Proponuję wyobrazić sobie czym byłby np. Wichrowe Wzgórza bez Heathcliffa i jego 'nieco' niezdrowej relacji z Cathy. Dostalibyśmy bardzo ciekawą książkę o nastolatce, która wychodzi na mąz za miłego sąsiada i zyje długo i szczęśliwie. :)
Albo wyobraźmy sobie 'Upiora w Operze' bez Upiora w Operze (po przecież to niemoralne że Upiór porywa bohaterke wbrew jej woli i jeszcze zabija ludzi).
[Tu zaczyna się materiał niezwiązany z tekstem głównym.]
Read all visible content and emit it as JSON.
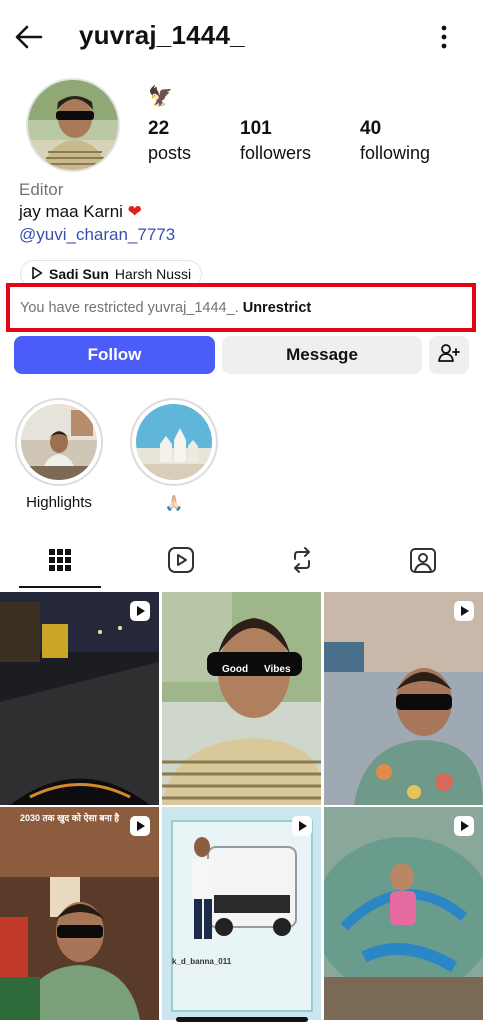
{
  "header": {
    "username": "yuvraj_1444_",
    "back_icon": "arrow-left-icon",
    "more_icon": "vertical-dots-icon"
  },
  "profile": {
    "note_emoji": "🦅",
    "stats": [
      {
        "value": "22",
        "label": "posts"
      },
      {
        "value": "101",
        "label": "followers"
      },
      {
        "value": "40",
        "label": "following"
      }
    ],
    "category": "Editor",
    "bio_text": "jay maa Karni",
    "bio_emoji": "❤",
    "mention": "@yuvi_charan_7773",
    "music": {
      "song": "Sadi Sun",
      "artist": "Harsh Nussi"
    }
  },
  "restricted_banner": {
    "message": "You have restricted yuvraj_1444_.",
    "action": "Unrestrict"
  },
  "actions": {
    "follow": "Follow",
    "message": "Message"
  },
  "highlights": [
    {
      "label": "Highlights"
    },
    {
      "label": "🙏🏻"
    }
  ],
  "tabs": [
    "grid-icon",
    "reels-icon",
    "reposts-icon",
    "tagged-icon"
  ],
  "grid": {
    "post_captions": {
      "selfie_goggles_left": "Good",
      "selfie_goggles_right": "Vibes",
      "overlay_text": "2030 तक खुद को ऐसा बना है",
      "watermark": "k_d_banna_011"
    }
  },
  "colors": {
    "accent_blue": "#4a5df9",
    "link_blue": "#3b4fb0",
    "restricted_border": "#e30613",
    "secondary_gray": "#737373",
    "button_gray": "#efefef"
  }
}
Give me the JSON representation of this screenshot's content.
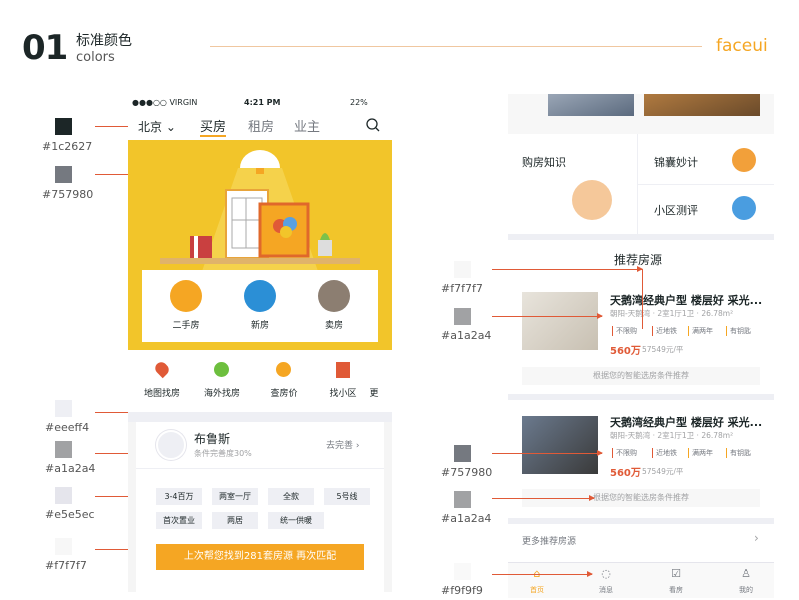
{
  "header": {
    "number": "01",
    "title_cn": "标准颜色",
    "title_en": "colors",
    "brand": "faceui"
  },
  "swatches_left": [
    {
      "hex": "#1c2627",
      "label": "#1c2627"
    },
    {
      "hex": "#757980",
      "label": "#757980"
    },
    {
      "hex": "#eeeff4",
      "label": "#eeeff4"
    },
    {
      "hex": "#a1a2a4",
      "label": "#a1a2a4"
    },
    {
      "hex": "#e5e5ec",
      "label": "#e5e5ec"
    },
    {
      "hex": "#f7f7f7",
      "label": "#f7f7f7"
    }
  ],
  "swatches_right": [
    {
      "hex": "#f7f7f7",
      "label": "#f7f7f7"
    },
    {
      "hex": "#a1a2a4",
      "label": "#a1a2a4"
    },
    {
      "hex": "#757980",
      "label": "#757980"
    },
    {
      "hex": "#a1a2a4",
      "label": "#a1a2a4"
    },
    {
      "hex": "#f9f9f9",
      "label": "#f9f9f9"
    }
  ],
  "left_phone": {
    "status": {
      "carrier": "●●●○○ VIRGIN",
      "time": "4:21 PM",
      "battery": "22%"
    },
    "nav": {
      "city": "北京",
      "tabs": [
        "买房",
        "租房",
        "业主"
      ]
    },
    "categories": [
      "二手房",
      "新房",
      "卖房"
    ],
    "quick": [
      "地图找房",
      "海外找房",
      "查房价",
      "找小区",
      "更"
    ],
    "profile": {
      "name": "布鲁斯",
      "completeness": "条件完善度30%",
      "action": "去完善"
    },
    "chips_row1": [
      "3-4百万",
      "两室一厅",
      "全款",
      "5号线"
    ],
    "chips_row2": [
      "首次置业",
      "两居",
      "统一供暖"
    ],
    "cta": "上次帮您找到281套房源  再次匹配"
  },
  "right_phone": {
    "tiles": {
      "knowledge": "购房知识",
      "tips": "锦囊妙计",
      "evaluate": "小区测评"
    },
    "section_title": "推荐房源",
    "listings": [
      {
        "title": "天鹅湾经典户型 楼层好 采光...",
        "sub": "朝阳-天鹅湾 · 2室1厅1卫 · 26.78m²",
        "tags": [
          "不限购",
          "近地铁",
          "满两年",
          "有钥匙"
        ],
        "price": "560万",
        "unit_price": "57549元/平"
      },
      {
        "title": "天鹅湾经典户型 楼层好 采光...",
        "sub": "朝阳-天鹅湾 · 2室1厅1卫 · 26.78m²",
        "tags": [
          "不限购",
          "近地铁",
          "满两年",
          "有钥匙"
        ],
        "price": "560万",
        "unit_price": "57549元/平"
      }
    ],
    "recommend_hint": "根据您的智能选房条件推荐",
    "more": "更多推荐房源",
    "tabbar": [
      "首页",
      "消息",
      "看房",
      "我的"
    ]
  },
  "colors": {
    "accent": "#f5a623",
    "red": "#e05a37",
    "yellow": "#f2c52a"
  }
}
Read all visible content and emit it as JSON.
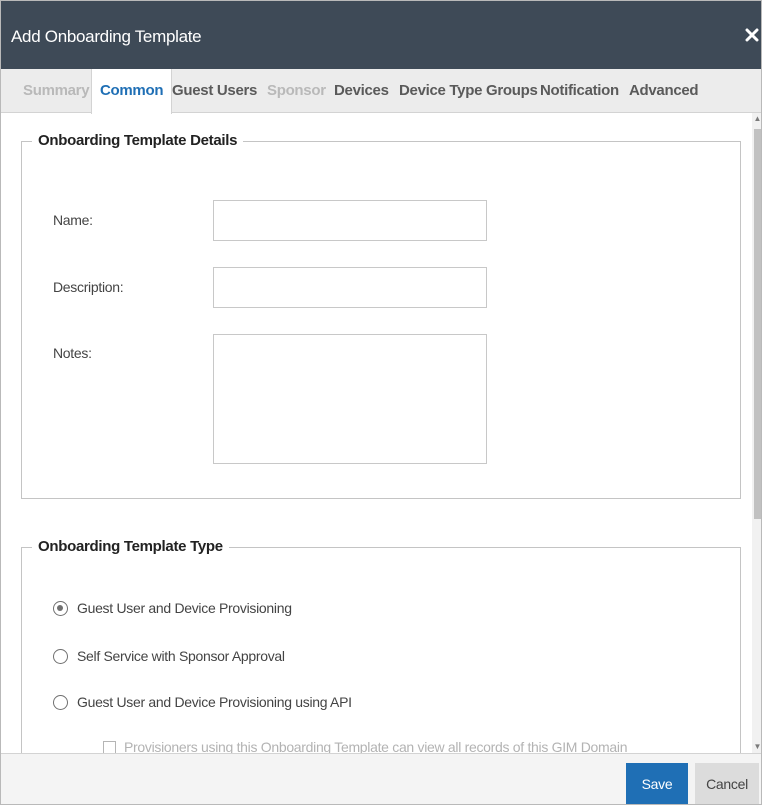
{
  "dialog": {
    "title": "Add Onboarding Template"
  },
  "tabs": [
    {
      "label": "Summary",
      "state": "disabled"
    },
    {
      "label": "Common",
      "state": "active"
    },
    {
      "label": "Guest Users",
      "state": "normal"
    },
    {
      "label": "Sponsor",
      "state": "disabled"
    },
    {
      "label": "Devices",
      "state": "normal"
    },
    {
      "label": "Device Type Groups",
      "state": "normal"
    },
    {
      "label": "Notification",
      "state": "normal"
    },
    {
      "label": "Advanced",
      "state": "normal"
    }
  ],
  "details": {
    "legend": "Onboarding Template Details",
    "name_label": "Name:",
    "name_value": "",
    "description_label": "Description:",
    "description_value": "",
    "notes_label": "Notes:",
    "notes_value": ""
  },
  "type": {
    "legend": "Onboarding Template Type",
    "options": [
      {
        "label": "Guest User and Device Provisioning",
        "checked": true
      },
      {
        "label": "Self Service with Sponsor Approval",
        "checked": false
      },
      {
        "label": "Guest User and Device Provisioning using API",
        "checked": false
      }
    ],
    "provisioners_checkbox_label": "Provisioners using this Onboarding Template can view all records of this GIM Domain",
    "provisioners_checkbox_checked": false,
    "provisioners_checkbox_enabled": false
  },
  "footer": {
    "save_label": "Save",
    "cancel_label": "Cancel"
  },
  "colors": {
    "titlebar": "#3e4a57",
    "accent": "#1f6fb5",
    "tab_disabled": "#b9b9b9"
  },
  "icons": {
    "close": "close-icon",
    "scroll_up": "arrow-up-icon",
    "scroll_down": "arrow-down-icon"
  }
}
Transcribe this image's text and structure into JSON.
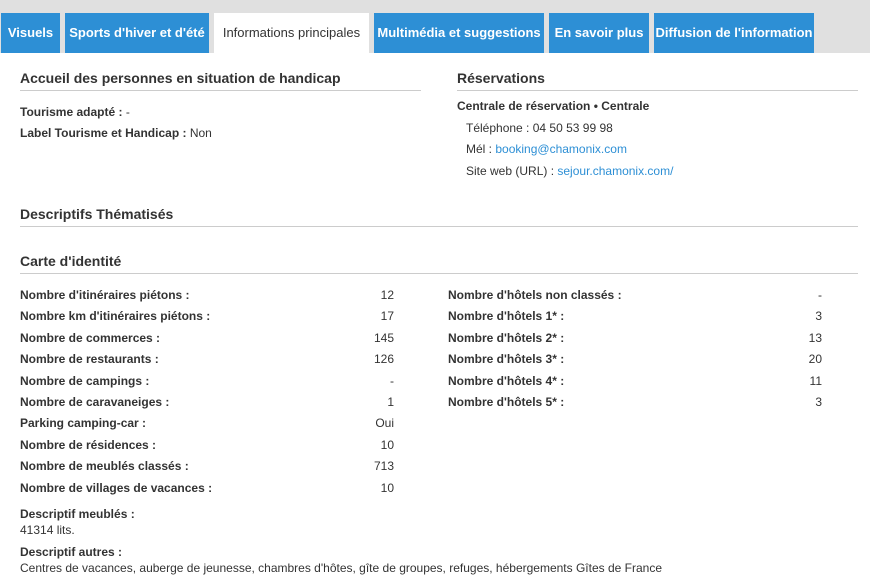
{
  "tabs": [
    {
      "label": "Visuels",
      "active": false
    },
    {
      "label": "Sports d'hiver et d'été",
      "active": false
    },
    {
      "label": "Informations principales",
      "active": true
    },
    {
      "label": "Multimédia et suggestions",
      "active": false
    },
    {
      "label": "En savoir plus",
      "active": false
    },
    {
      "label": "Diffusion de l'information",
      "active": false
    }
  ],
  "handicap": {
    "title": "Accueil des personnes en situation de handicap",
    "tourisme_adapte_label": "Tourisme adapté :",
    "tourisme_adapte_value": "-",
    "label_th_label": "Label Tourisme et Handicap :",
    "label_th_value": "Non"
  },
  "reservations": {
    "title": "Réservations",
    "centrale": "Centrale de réservation • Centrale",
    "phone_label": "Téléphone :",
    "phone_value": "04 50 53 99 98",
    "email_label": "Mél :",
    "email_value": "booking@chamonix.com",
    "web_label": "Site web (URL) :",
    "web_value": "sejour.chamonix.com/"
  },
  "descriptifs_title": "Descriptifs Thématisés",
  "identity": {
    "title": "Carte d'identité",
    "left": [
      {
        "label": "Nombre d'itinéraires piétons :",
        "value": "12"
      },
      {
        "label": "Nombre km d'itinéraires piétons :",
        "value": "17"
      },
      {
        "label": "Nombre de commerces :",
        "value": "145"
      },
      {
        "label": "Nombre de restaurants :",
        "value": "126"
      },
      {
        "label": "Nombre de campings :",
        "value": "-"
      },
      {
        "label": "Nombre de caravaneiges :",
        "value": "1"
      },
      {
        "label": "Parking camping-car :",
        "value": "Oui"
      },
      {
        "label": "Nombre de résidences :",
        "value": "10"
      },
      {
        "label": "Nombre de meublés classés :",
        "value": "713"
      },
      {
        "label": "Nombre de villages de vacances :",
        "value": "10"
      }
    ],
    "right": [
      {
        "label": "Nombre d'hôtels non classés :",
        "value": "-"
      },
      {
        "label": "Nombre d'hôtels 1* :",
        "value": "3"
      },
      {
        "label": "Nombre d'hôtels 2* :",
        "value": "13"
      },
      {
        "label": "Nombre d'hôtels 3* :",
        "value": "20"
      },
      {
        "label": "Nombre d'hôtels 4* :",
        "value": "11"
      },
      {
        "label": "Nombre d'hôtels 5* :",
        "value": "3"
      }
    ],
    "meubles_label": "Descriptif meublés :",
    "meubles_value": "41314 lits.",
    "autres_label": "Descriptif autres :",
    "autres_value": "Centres de vacances, auberge de jeunesse, chambres d'hôtes, gîte de groupes, refuges, hébergements Gîtes de France"
  },
  "colors": {
    "accent": "#2d8fd5",
    "tabbar": "#e0e0e0"
  }
}
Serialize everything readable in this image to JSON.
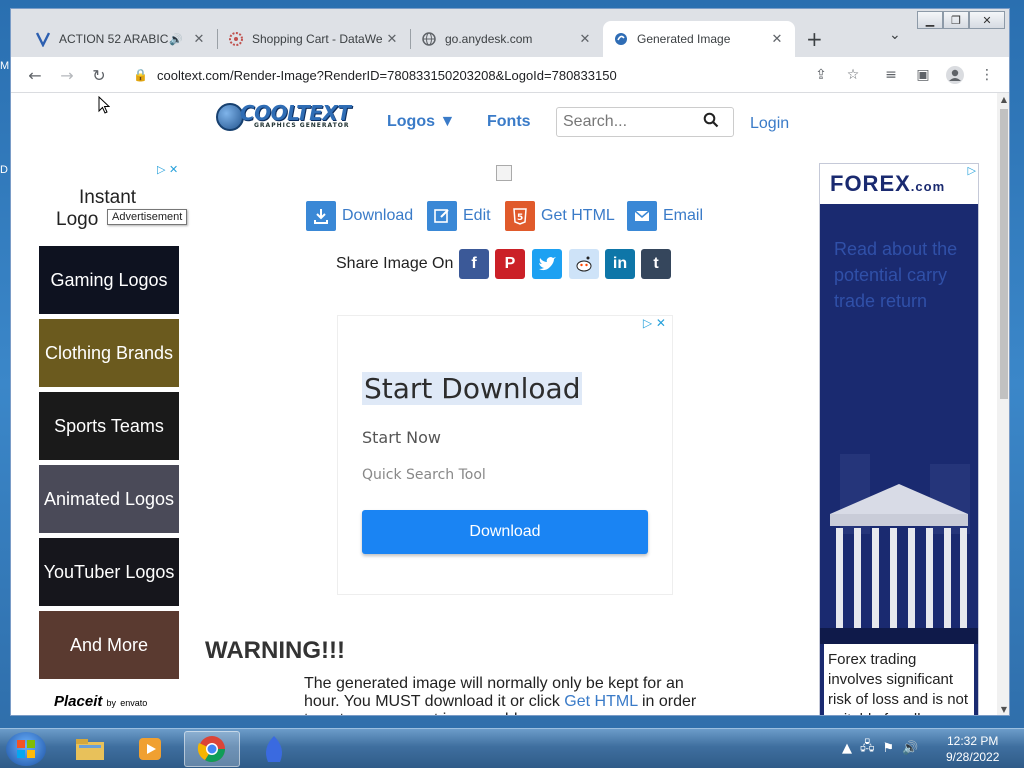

Albo książki Sienkiewicza bez 'zuych' i okrutnych Bohuna czy Azji, szaleńczo zakochanych i porywających swoje wybranki - swoją droga chyba nawet XIX-wieczni czytelnicy Sienkiewicza, tradycjonaliści i katolicy, nie robili mu zarzutów ze wprowadzał takie 'niemoralne' wątki
Na zakończenie, specjalnie dla haterów reylo, bardzo niemoralny acz przecudnej urody gif półnagiego Kyle Rona vel Bena Swolo:
https://andthebalance.tumblr.com/post/171795943431/1captainswan1-shirtless-bts-a sked-by-anon
Tytuł "Dlaczego nienawidzę #reylo" wyraźnie sugeruje MOJE zdanie, MOJĄ opinię, bo JA tak uważam. Dzielę się jedynie tym podpierając odpowiednim artykułem pewnej kobiety w internecie. ;)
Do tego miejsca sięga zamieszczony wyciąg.